La nueva revolución, sin
partidos, sin líderes, consiste sólo en Yolanda en el confesionario, escuchando
a los activistas que, como las beatonas, cuentan lo mismo siempre. Eso, más el
amor, la ternura, el quererse con esa intensidad inigualable de después de los
porros, sin duda. Y no hay más. Es la izquierda de siempre, más pegajosa que
nunca, sin una idea nueva, y aún más vaga, porque ahora el líder no tiene ni
que pensar, ya pensará por ella la mente colmena, que se le aparecerá convenientemente
en forma de sindicalista invitado o activista agendada.
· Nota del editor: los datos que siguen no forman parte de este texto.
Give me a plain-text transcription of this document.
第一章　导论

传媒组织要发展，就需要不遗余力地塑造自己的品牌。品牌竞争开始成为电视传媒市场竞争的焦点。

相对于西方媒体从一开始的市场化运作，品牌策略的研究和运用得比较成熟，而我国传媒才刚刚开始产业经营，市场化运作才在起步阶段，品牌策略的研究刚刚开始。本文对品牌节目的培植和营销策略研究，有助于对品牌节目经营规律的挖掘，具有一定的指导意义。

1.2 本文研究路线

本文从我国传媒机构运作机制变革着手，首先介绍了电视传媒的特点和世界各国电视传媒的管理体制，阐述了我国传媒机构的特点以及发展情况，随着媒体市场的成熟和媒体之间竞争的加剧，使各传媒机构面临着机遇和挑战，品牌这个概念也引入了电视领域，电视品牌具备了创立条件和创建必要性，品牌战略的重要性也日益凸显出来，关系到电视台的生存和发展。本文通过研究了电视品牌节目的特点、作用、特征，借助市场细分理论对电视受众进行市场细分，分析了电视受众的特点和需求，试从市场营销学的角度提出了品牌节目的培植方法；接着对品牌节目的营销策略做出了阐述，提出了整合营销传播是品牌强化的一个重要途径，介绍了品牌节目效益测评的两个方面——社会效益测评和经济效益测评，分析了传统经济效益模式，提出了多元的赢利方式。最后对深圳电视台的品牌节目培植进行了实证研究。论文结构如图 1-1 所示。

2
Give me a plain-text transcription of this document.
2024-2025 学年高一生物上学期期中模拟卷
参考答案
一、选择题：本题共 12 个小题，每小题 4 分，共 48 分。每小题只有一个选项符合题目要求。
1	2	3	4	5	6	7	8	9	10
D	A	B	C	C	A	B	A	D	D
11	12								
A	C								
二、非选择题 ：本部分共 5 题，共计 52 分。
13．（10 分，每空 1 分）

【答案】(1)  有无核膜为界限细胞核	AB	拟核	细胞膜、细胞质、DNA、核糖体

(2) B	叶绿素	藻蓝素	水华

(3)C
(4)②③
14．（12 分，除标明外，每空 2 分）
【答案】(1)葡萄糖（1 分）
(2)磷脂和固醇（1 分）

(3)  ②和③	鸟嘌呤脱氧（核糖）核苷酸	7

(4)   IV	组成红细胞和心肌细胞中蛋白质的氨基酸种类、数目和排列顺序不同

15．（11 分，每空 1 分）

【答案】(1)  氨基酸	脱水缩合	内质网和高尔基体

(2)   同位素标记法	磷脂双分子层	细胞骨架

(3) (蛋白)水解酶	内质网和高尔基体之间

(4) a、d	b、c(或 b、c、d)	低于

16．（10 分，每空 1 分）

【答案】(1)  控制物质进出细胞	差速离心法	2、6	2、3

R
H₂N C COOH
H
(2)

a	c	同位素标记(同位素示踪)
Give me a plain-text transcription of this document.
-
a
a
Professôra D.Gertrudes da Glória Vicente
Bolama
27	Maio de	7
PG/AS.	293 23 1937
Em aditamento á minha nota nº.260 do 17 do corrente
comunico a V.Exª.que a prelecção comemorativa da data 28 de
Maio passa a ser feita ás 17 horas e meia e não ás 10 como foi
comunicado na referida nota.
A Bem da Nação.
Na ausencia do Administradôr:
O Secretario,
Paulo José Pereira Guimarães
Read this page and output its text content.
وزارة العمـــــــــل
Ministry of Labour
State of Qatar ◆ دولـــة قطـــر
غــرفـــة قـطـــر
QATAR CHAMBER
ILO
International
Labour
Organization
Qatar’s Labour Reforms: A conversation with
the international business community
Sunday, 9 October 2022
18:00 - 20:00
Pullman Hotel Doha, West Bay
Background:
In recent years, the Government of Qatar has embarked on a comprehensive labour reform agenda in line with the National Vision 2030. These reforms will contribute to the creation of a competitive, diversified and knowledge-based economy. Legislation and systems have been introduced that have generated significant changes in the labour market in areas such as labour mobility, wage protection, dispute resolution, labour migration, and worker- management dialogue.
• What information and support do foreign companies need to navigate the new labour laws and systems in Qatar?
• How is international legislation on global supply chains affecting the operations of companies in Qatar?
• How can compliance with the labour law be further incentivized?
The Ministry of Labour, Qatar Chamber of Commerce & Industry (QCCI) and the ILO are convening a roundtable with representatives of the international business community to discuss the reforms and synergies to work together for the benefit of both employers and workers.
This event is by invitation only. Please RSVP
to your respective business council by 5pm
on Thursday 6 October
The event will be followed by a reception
La izquierda había
intentado las armas, los pucherazos y los mesías zumbones, pero quedaba
intentar lo del poliamor. Lo mismo de siempre, pero con poliamor. Claro que la
gente aplaudía mucho, cómo no. Se ilusionaban, les palpitaban los tatuajes y
cimbreaban los largos pendientes de la rebeldía o de la seducción, sabiendo que
allí volvía a estar, donde estuvo siempre, la salvación del mundo, pero además
con ese amor silvano, pagano y vivificador. “Muy bonito todo”, resumía una
chica mientras la gente salía del Matadero, no sé si a asaltar otra vez los
cielos o a casarse todos con todos después de chupar setas.